Das Ende der eigenen Laufbahn liegt mittlerweile weit zurück. Längst ist Regensburg ein fester Bestandteil im Leben von Christian Keller geworden. Beim SSV Jahn erlebte er in den vergangenen Jahren so einiges: „Wir kommen aus dem Nirgendwo. Ich habe mich trotzdem ganz bewusst für diese Herausforderung entschieden.“ Denn der Funktionär sei niemand, der sich gern ins gemachte Nest setzt. Vielmehr mache er jene Dinge lieber, die noch stark entwicklungs- und ausbaufähig sind. „Noch vor wenigen Jahren war der SSV Jahn ein Chaosclub mit großen wirtschaftlichen Problemen. Sportlich herrschte ebenfalls größtenteils Tristesse. Der SSV Jahn hatte fast keine gesellschaftliche Verankerung mehr. Vertrauen und Glaubwürdigkeit in den Club waren verloren gegangen“, schildert Keller.

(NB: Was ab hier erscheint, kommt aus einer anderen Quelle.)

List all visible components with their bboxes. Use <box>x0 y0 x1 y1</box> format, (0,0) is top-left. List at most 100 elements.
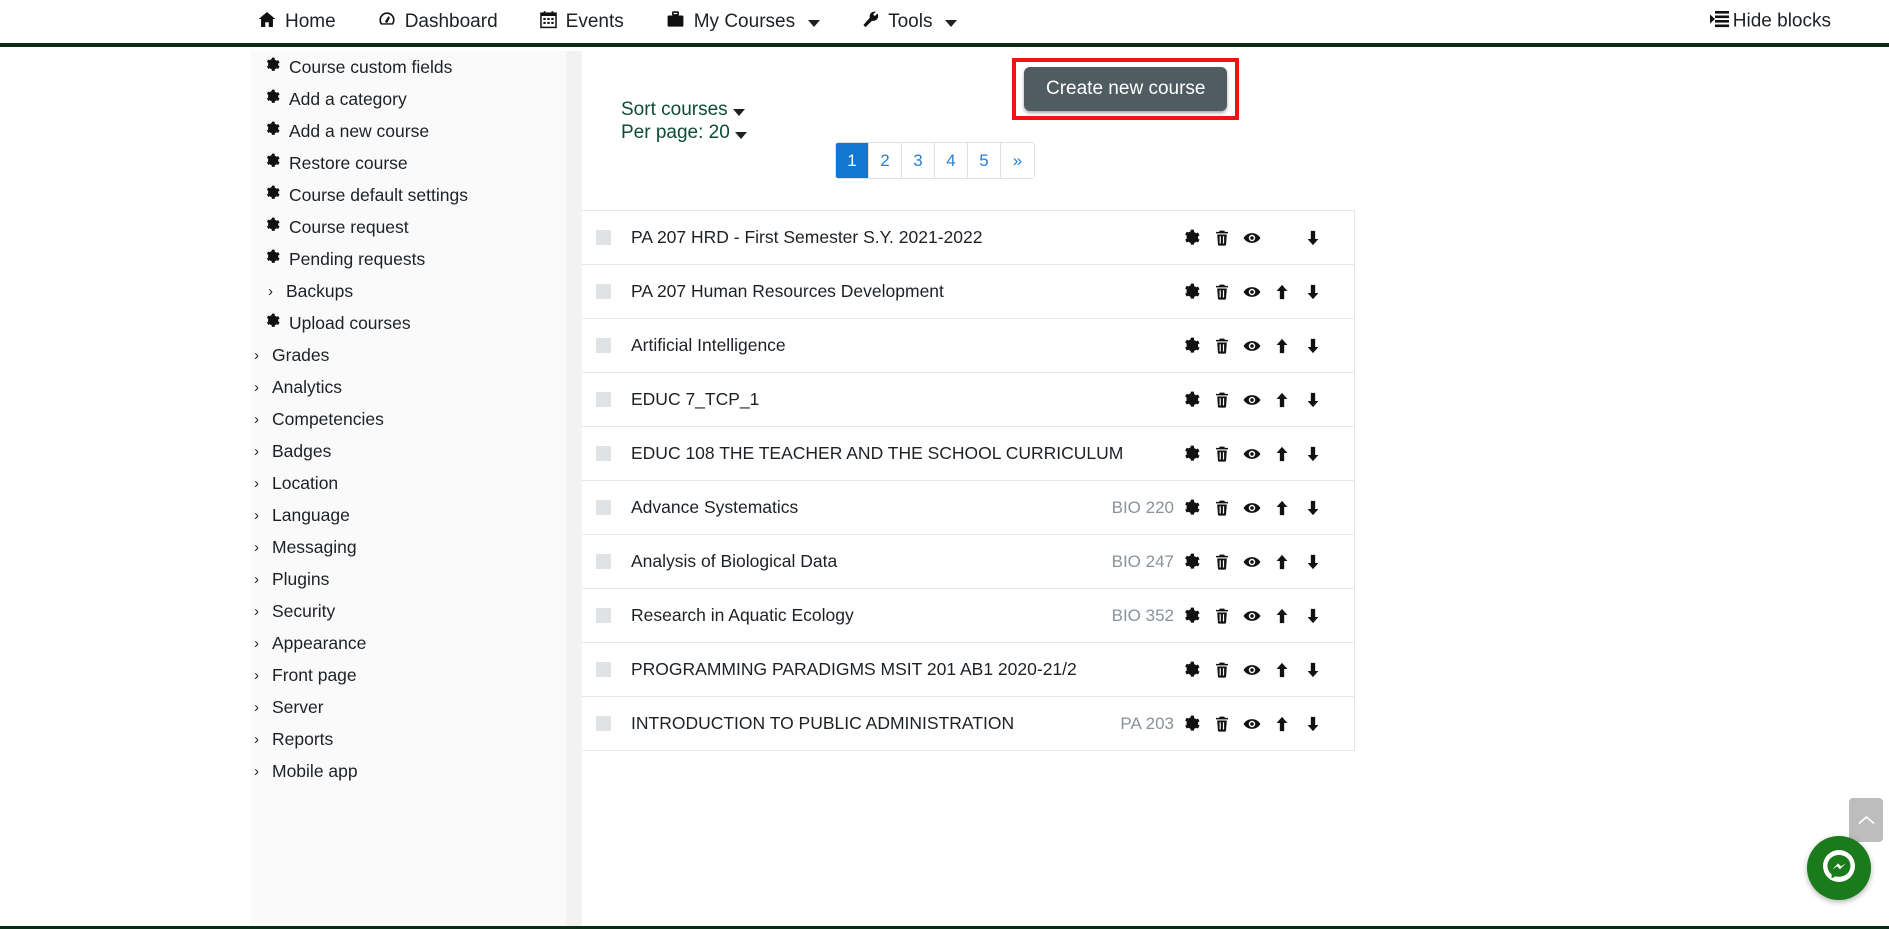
course-name[interactable]: EDUC 7_TCP_1 <box>631 389 1174 410</box>
sidebar-item-add-a-new-course[interactable]: Add a new course <box>251 115 566 147</box>
trash-icon[interactable] <box>1212 282 1230 301</box>
course-select-checkbox[interactable] <box>596 230 611 245</box>
pagination-page-1[interactable]: 1 <box>836 143 869 178</box>
arrow-up-icon[interactable] <box>1273 390 1291 409</box>
arrow-up-icon[interactable] <box>1273 336 1291 355</box>
trash-icon[interactable] <box>1212 336 1230 355</box>
sidebar-item-competencies[interactable]: › Competencies <box>251 403 566 435</box>
course-name[interactable]: Analysis of Biological Data <box>631 551 1112 572</box>
sidebar-item-server[interactable]: › Server <box>251 691 566 723</box>
arrow-down-icon[interactable] <box>1304 606 1322 625</box>
sidebar-item-pending-requests[interactable]: Pending requests <box>251 243 566 275</box>
hide-blocks-button[interactable]: Hide blocks <box>1709 10 1831 33</box>
gear-icon[interactable] <box>1182 660 1200 679</box>
course-name[interactable]: Research in Aquatic Ecology <box>631 605 1112 626</box>
course-name[interactable]: Artificial Intelligence <box>631 335 1174 356</box>
sidebar-item-upload-courses[interactable]: Upload courses <box>251 307 566 339</box>
arrow-down-icon[interactable] <box>1304 336 1322 355</box>
sidebar-item-reports[interactable]: › Reports <box>251 723 566 755</box>
gear-icon[interactable] <box>1182 390 1200 409</box>
course-select-checkbox[interactable] <box>596 500 611 515</box>
sidebar-item-appearance[interactable]: › Appearance <box>251 627 566 659</box>
sidebar-item-security[interactable]: › Security <box>251 595 566 627</box>
sidebar-item-language[interactable]: › Language <box>251 499 566 531</box>
sidebar-item-messaging[interactable]: › Messaging <box>251 531 566 563</box>
eye-icon[interactable] <box>1243 660 1261 679</box>
eye-icon[interactable] <box>1243 390 1261 409</box>
pagination-page-5[interactable]: 5 <box>968 143 1001 178</box>
eye-icon[interactable] <box>1243 606 1261 625</box>
trash-icon[interactable] <box>1212 660 1230 679</box>
arrow-up-icon[interactable] <box>1273 714 1291 733</box>
trash-icon[interactable] <box>1212 228 1230 247</box>
sidebar-scrollbar[interactable] <box>566 51 582 929</box>
sidebar-item-course-custom-fields[interactable]: Course custom fields <box>251 51 566 83</box>
course-select-checkbox[interactable] <box>596 338 611 353</box>
pagination-page-3[interactable]: 3 <box>902 143 935 178</box>
course-name[interactable]: PROGRAMMING PARADIGMS MSIT 201 AB1 2020-… <box>631 659 1174 680</box>
eye-icon[interactable] <box>1243 498 1261 517</box>
eye-icon[interactable] <box>1243 444 1261 463</box>
sidebar-item-badges[interactable]: › Badges <box>251 435 566 467</box>
trash-icon[interactable] <box>1212 390 1230 409</box>
nav-item-events[interactable]: Events <box>539 10 624 33</box>
arrow-up-icon[interactable] <box>1273 606 1291 625</box>
eye-icon[interactable] <box>1243 336 1261 355</box>
sidebar-item-restore-course[interactable]: Restore course <box>251 147 566 179</box>
trash-icon[interactable] <box>1212 606 1230 625</box>
eye-icon[interactable] <box>1243 228 1261 247</box>
eye-icon[interactable] <box>1243 552 1261 571</box>
arrow-up-icon[interactable] <box>1273 444 1291 463</box>
gear-icon[interactable] <box>1182 336 1200 355</box>
trash-icon[interactable] <box>1212 498 1230 517</box>
nav-item-dashboard[interactable]: Dashboard <box>377 10 498 33</box>
course-select-checkbox[interactable] <box>596 392 611 407</box>
nav-item-home[interactable]: Home <box>257 10 336 33</box>
course-select-checkbox[interactable] <box>596 284 611 299</box>
nav-item-my-courses[interactable]: My Courses <box>665 10 821 33</box>
sidebar-item-analytics[interactable]: › Analytics <box>251 371 566 403</box>
sidebar-item-mobile-app[interactable]: › Mobile app <box>251 755 566 787</box>
gear-icon[interactable] <box>1182 714 1200 733</box>
arrow-up-icon[interactable] <box>1273 498 1291 517</box>
sidebar-item-add-a-category[interactable]: Add a category <box>251 83 566 115</box>
course-name[interactable]: PA 207 Human Resources Development <box>631 281 1174 302</box>
sidebar-item-grades[interactable]: › Grades <box>251 339 566 371</box>
gear-icon[interactable] <box>1182 552 1200 571</box>
sidebar-item-front-page[interactable]: › Front page <box>251 659 566 691</box>
arrow-down-icon[interactable] <box>1304 552 1322 571</box>
arrow-down-icon[interactable] <box>1304 390 1322 409</box>
sidebar-item-course-default-settings[interactable]: Course default settings <box>251 179 566 211</box>
course-select-checkbox[interactable] <box>596 554 611 569</box>
sidebar-item-backups[interactable]: › Backups <box>251 275 566 307</box>
course-select-checkbox[interactable] <box>596 446 611 461</box>
gear-icon[interactable] <box>1182 498 1200 517</box>
arrow-down-icon[interactable] <box>1304 660 1322 679</box>
arrow-down-icon[interactable] <box>1304 282 1322 301</box>
course-select-checkbox[interactable] <box>596 716 611 731</box>
eye-icon[interactable] <box>1243 282 1261 301</box>
gear-icon[interactable] <box>1182 282 1200 301</box>
nav-item-tools[interactable]: Tools <box>861 10 958 33</box>
arrow-down-icon[interactable] <box>1304 714 1322 733</box>
arrow-down-icon[interactable] <box>1304 498 1322 517</box>
trash-icon[interactable] <box>1212 444 1230 463</box>
messenger-chat-button[interactable] <box>1807 836 1871 900</box>
eye-icon[interactable] <box>1243 714 1261 733</box>
arrow-down-icon[interactable] <box>1304 228 1322 247</box>
arrow-down-icon[interactable] <box>1304 444 1322 463</box>
course-name[interactable]: PA 207 HRD - First Semester S.Y. 2021-20… <box>631 227 1174 248</box>
pagination-page-2[interactable]: 2 <box>869 143 902 178</box>
arrow-up-icon[interactable] <box>1273 552 1291 571</box>
trash-icon[interactable] <box>1212 552 1230 571</box>
per-page-dropdown[interactable]: Per page: 20 <box>621 122 747 144</box>
pagination-page-4[interactable]: 4 <box>935 143 968 178</box>
sidebar-item-location[interactable]: › Location <box>251 467 566 499</box>
sidebar-item-course-request[interactable]: Course request <box>251 211 566 243</box>
scroll-to-top-button[interactable] <box>1849 798 1883 842</box>
gear-icon[interactable] <box>1182 444 1200 463</box>
course-name[interactable]: EDUC 108 THE TEACHER AND THE SCHOOL CURR… <box>631 443 1174 464</box>
trash-icon[interactable] <box>1212 714 1230 733</box>
sort-courses-dropdown[interactable]: Sort courses <box>621 99 745 121</box>
sidebar-item-plugins[interactable]: › Plugins <box>251 563 566 595</box>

Mersad Selimbegovic ist aktuell Trainer des SSV Jahn Regensburg in der Zweiten Bundesliga.
Mersad Selimbegovic ist aktuell Trainer des SSV Jahn Regensburg in der Zweiten Bundesliga. | Bild: dpa

Nun spielt der Verein seit der Saison 2017/18 durchgehend in der Zweiten Bundesliga; brachte außerdem Trainer wie Markus Weinzierl, Heiko Herrlich und Achim Beierlorzer hervor. Keller: „Regensburg war keine grüne Wiese, um darauf etwas aufzubauen. Sondern eher eine braune Wiese oder ein Acker. Heute sind wir ein solide aufgestelltes, mittelständisches Fußballunternehmen, das wirtschaftlich kerngesund ist.“ Die Stadt in Bayern sei – wenn man alles richtig macht – ein Zweitligastandort. Für Erstligaambitionen reiche das Standortpotenzial – zumindest, wenn kein Wunder geschehe – aber nicht aus. „Wir erleben momentan die erfolgreichste Phase in der Clubgeschichte. Diese mitgestalten zu dürfen, macht Freude und stellt ein hohes Maß an Bindung zu Regensburg her“, sagt Christian Keller.

Es ist nicht einfach nur ein Job, dem der gebürtige Donaueschinger in Regensburg nachgeht. Es geht um Leidenschaft, Erfüllung und Freude. Mit seiner realistisch ausgerichteten Vereinsführung tut Keller dem SSV Jahn gut. Mindestens eine Gemeinsamkeit haben Regensburg und Eschingen darüber hinaus übrigens: die Lage an der Donau.